The Bees Gees’ hit song “Stayin’ Alive” and the songs in Earworm’s new “Hands-Only CPR Mash-Up” have rates of at least 100 beats per minute, the same rate recommended for performing Hands-Only CPR.

In fact, Hands-Only CPR has been shown to be equally as effective as CPR with breaths, and people are more likely to feel comfortable performing it. A December 2012 study published in the American Heart Association’s journal, “Circulation” found that Hands-Only CPR performed by bystanders keeps more people alive with good brain function after experiencing a cardiac arrest. According to the American Heart Association, people feel more confident performing Hands-Only CPR and are more likely to remember the correct rhythm when trained to the beat of a familiar song.

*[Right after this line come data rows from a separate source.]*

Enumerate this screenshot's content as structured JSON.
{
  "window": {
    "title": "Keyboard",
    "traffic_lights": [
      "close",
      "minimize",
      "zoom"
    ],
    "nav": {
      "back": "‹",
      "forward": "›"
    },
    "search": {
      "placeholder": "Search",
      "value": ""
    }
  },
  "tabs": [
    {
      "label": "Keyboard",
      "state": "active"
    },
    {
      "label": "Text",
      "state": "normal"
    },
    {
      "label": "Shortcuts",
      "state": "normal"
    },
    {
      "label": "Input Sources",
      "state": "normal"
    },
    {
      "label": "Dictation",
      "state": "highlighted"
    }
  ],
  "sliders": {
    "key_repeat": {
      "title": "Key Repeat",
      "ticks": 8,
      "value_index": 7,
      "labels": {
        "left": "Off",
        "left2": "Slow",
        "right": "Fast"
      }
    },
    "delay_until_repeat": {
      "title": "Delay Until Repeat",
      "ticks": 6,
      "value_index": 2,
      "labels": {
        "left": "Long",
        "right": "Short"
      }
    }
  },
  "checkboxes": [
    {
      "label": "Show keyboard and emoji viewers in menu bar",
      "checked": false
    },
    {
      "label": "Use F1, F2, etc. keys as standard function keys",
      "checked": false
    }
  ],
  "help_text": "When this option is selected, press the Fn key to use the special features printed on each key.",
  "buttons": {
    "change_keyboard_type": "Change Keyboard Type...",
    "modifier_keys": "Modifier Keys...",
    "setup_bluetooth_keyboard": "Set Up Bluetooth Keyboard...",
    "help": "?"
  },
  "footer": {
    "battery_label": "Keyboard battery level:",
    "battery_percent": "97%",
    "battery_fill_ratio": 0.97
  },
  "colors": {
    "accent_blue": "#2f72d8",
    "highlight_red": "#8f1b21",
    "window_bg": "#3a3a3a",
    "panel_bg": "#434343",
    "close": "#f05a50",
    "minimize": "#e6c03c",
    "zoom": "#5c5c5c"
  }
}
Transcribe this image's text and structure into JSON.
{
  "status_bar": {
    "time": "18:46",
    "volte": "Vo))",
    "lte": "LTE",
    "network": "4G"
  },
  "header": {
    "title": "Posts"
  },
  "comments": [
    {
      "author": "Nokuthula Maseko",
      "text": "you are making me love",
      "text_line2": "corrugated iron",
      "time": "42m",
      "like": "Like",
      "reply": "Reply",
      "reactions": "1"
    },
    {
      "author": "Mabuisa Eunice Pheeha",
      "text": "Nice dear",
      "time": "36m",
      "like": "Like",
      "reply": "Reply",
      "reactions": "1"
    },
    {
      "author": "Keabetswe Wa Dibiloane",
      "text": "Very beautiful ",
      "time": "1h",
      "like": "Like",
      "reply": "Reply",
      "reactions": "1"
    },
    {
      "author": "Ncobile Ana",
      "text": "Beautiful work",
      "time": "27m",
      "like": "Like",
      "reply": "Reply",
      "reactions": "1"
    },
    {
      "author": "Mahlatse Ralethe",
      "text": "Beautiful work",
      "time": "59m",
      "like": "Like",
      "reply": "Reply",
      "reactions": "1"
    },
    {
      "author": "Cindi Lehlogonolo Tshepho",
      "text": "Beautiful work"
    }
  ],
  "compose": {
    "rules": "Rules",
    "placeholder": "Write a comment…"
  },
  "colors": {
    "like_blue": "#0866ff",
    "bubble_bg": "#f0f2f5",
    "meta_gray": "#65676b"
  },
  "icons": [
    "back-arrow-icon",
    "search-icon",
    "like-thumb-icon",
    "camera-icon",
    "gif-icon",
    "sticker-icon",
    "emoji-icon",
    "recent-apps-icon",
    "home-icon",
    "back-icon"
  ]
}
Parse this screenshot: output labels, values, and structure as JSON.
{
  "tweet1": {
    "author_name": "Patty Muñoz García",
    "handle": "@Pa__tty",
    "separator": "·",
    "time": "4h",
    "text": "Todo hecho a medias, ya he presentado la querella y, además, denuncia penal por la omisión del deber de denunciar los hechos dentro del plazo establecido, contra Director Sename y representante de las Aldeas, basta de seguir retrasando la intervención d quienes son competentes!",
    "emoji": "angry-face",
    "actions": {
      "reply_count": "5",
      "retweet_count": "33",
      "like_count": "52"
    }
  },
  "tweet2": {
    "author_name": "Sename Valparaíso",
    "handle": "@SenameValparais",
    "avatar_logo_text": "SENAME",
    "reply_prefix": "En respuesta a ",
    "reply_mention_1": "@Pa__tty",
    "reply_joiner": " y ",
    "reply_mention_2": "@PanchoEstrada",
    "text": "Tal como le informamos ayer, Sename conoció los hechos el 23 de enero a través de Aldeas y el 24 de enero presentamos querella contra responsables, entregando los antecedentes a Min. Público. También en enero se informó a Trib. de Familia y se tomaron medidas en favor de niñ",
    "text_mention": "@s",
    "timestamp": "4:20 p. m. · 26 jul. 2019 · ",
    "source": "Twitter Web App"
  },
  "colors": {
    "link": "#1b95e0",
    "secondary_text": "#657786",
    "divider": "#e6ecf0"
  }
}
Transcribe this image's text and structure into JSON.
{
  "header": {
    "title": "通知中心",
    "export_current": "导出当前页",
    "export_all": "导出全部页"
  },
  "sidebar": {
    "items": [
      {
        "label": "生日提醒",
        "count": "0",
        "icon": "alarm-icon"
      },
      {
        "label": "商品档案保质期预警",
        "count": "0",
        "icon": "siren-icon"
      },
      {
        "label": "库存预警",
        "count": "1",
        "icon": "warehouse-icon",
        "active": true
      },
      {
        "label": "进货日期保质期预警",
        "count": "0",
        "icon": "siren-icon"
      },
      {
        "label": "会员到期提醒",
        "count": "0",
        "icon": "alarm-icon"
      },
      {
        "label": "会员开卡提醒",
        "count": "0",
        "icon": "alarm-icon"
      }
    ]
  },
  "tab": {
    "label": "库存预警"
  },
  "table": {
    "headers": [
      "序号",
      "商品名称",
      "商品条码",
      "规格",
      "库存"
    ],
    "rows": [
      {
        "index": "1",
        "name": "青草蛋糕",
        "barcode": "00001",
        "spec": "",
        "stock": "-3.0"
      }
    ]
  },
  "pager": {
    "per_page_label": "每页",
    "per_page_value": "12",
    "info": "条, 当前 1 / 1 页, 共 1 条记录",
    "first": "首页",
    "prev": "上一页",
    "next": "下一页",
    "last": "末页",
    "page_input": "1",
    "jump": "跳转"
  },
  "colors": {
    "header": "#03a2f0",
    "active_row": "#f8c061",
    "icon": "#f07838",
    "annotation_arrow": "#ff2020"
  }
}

With the support of the WellPoint Foundation, the American Heart Association launched a three-year national campaign in June 2012 to raise awareness of Hands-Only CPR as a lifesaving method and to increase the likelihood of people performing CPR in an emergency.

The interactive Hands-Only CPR mobile tour has trained more than 16,000 people. As part of the third year of the national Hands-Only CPR campaign, the American Heart Association debuted the new “Hands-Only CPR Mash-up” along with digital promotions and a one-minute Hands-Only CPR demo video to train Americans in the life-saving technique.